In a separate interview with TIMES NOW, an English-language Indian news outlet, Conricus said, “We are not obliged to provide any aid to an enemy entity that uses all the energy and resources it has to kill our civilians and fight us.”
Conricus reiterated that Hamas has stockpiled fuel and water that it could provide to hospitals. He also noted that out of “compassion and understanding,” Israel has set up a humanitarian zone in the south of the Strip and allowed aid to flow to Palestinian civilians.
Some have questioned Israel’s decision to allow goods to enter the Gaza Strip, particularly as Hamas still holds more than 200 hostages taken during its Oct. 7 massacre, and aid for civilians in the past has been systematically diverted to the terrorist group.
The Israel Defense Forces responded to with an aerial photograph showing 12 large white vats lined up in two rows.
“These fuel tanks are inside Gaza. They contain more than 500,000 liters of fuel,” the IDF posted. “Ask Hamas if you can have some.”
On Oct. 23, U.S. State Department spokesman Matthew Miller said during the department’s press briefing that “the humanitarian organizations that are operating inside Gaza to distribute the humanitarian assistance that we have flowing in from Rafah need to have the ability to do so; they need fuel to be able to do so.
“Fuel is important for the desalination of water; it’s important to the provision of medical care,” he added. “The Israelis do have legitimate concerns about the diversion of any fuel to Hamas. You can understand why they would be concerned about that.”

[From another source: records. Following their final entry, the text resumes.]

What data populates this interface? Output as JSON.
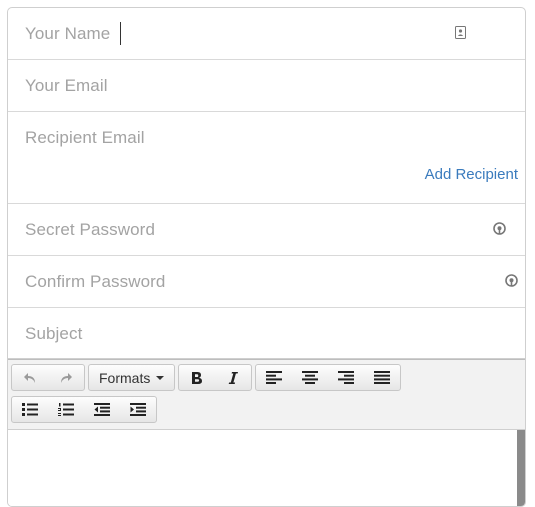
{
  "form": {
    "name_placeholder": "Your Name",
    "email_placeholder": "Your Email",
    "recipient_placeholder": "Recipient Email",
    "add_recipient_label": "Add Recipient",
    "password_placeholder": "Secret Password",
    "confirm_password_placeholder": "Confirm Password",
    "subject_placeholder": "Subject"
  },
  "editor": {
    "formats_label": "Formats",
    "toolbar_icons": [
      "undo-icon",
      "redo-icon",
      "bold-icon",
      "italic-icon",
      "align-left-icon",
      "align-center-icon",
      "align-right-icon",
      "align-justify-icon",
      "bullet-list-icon",
      "numbered-list-icon",
      "outdent-icon",
      "indent-icon"
    ]
  },
  "colors": {
    "placeholder": "#a3a3a3",
    "link": "#3a7bbd",
    "border": "#d9d9d9"
  }
}
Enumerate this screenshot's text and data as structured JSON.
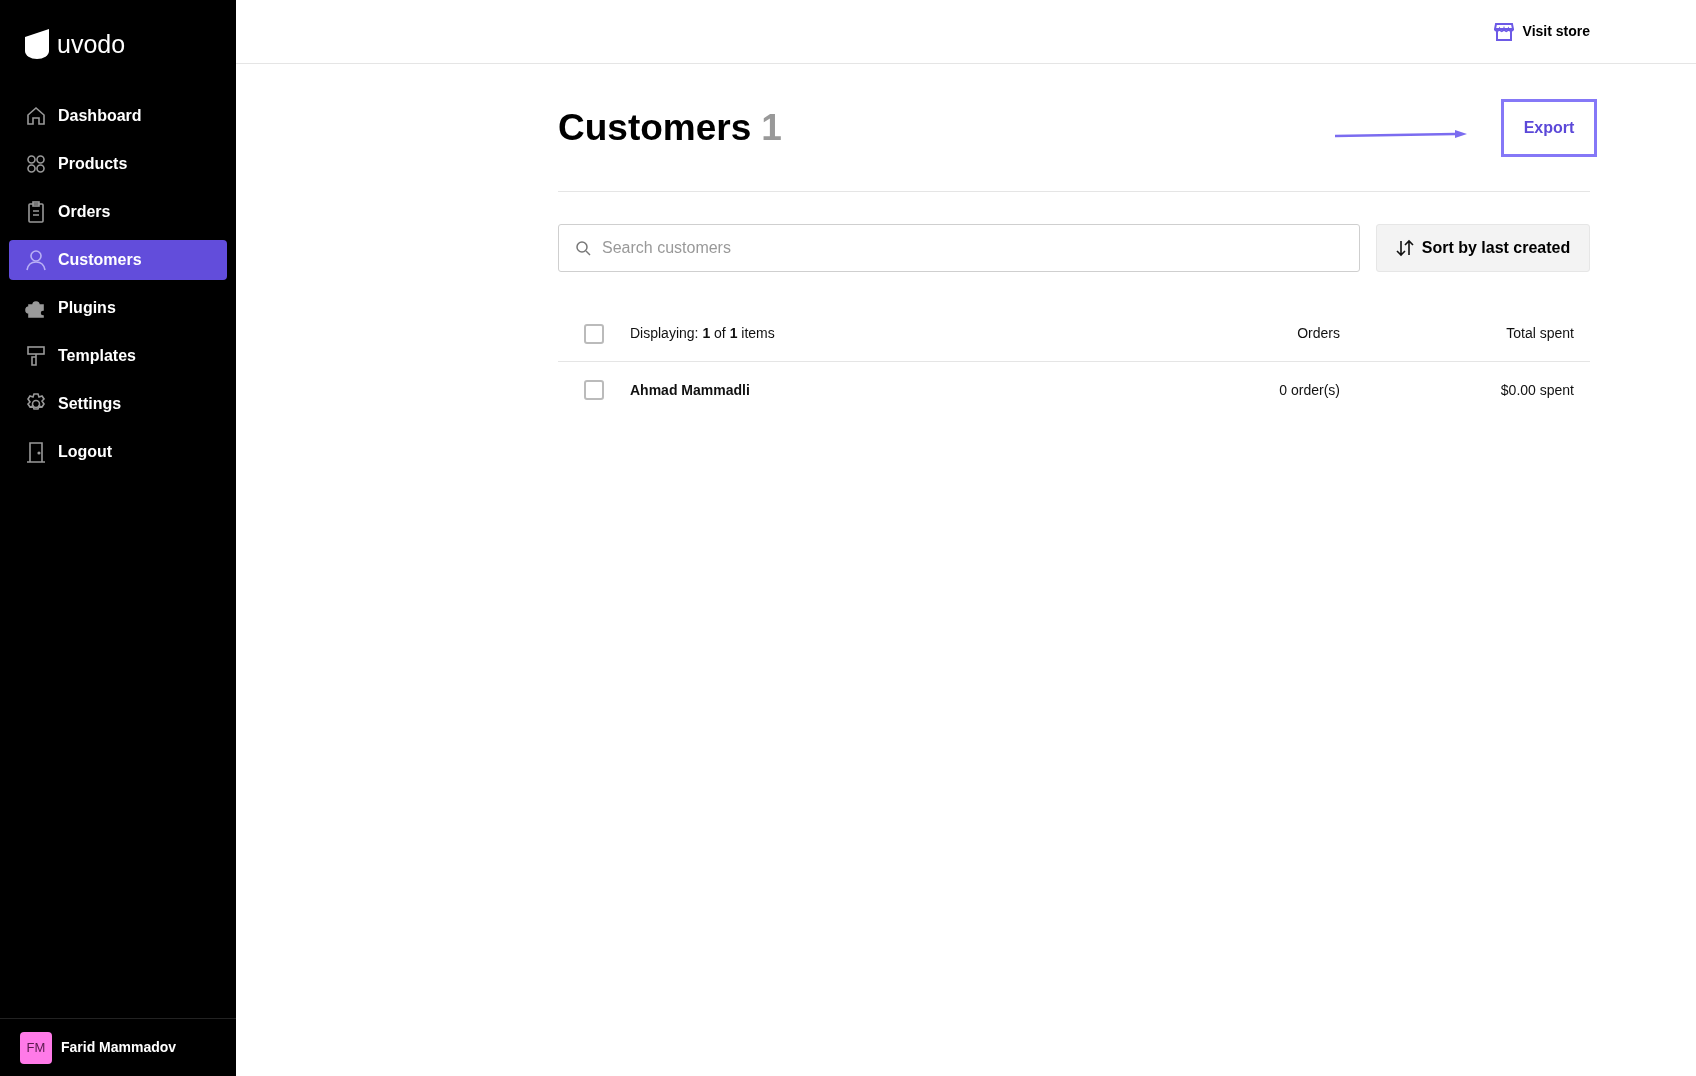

On Oct. 16, the United Nations Relief and Works Agency, which supports Palestinian refugees wrote in a since-deleted social media post that “a group of people with trucks purporting to be from the ministry of health of the de facto authorities in Gaza [Hamas] removed fuel and medical equipment from the agency’s compound in Gaza City.”
The Israeli Prime Minister’s Office assured TPS on Sunday that Israel has the ability “to make sure that aid is not being smuggled to Hamas; that Hamas is not using those humanitarian corridors in order to smuggle war materiel.”
An official from the UNRWA and an Egyptian source said six trucks loaded with fuel to power generators at two hospitals entered Gaza from Egypt on Sunday.
However, the PMO and COGAT denied the report, claiming that the trucks were already inside Gaza and transferring fuel within the Strip, from U.N. fuel depots to hospitals.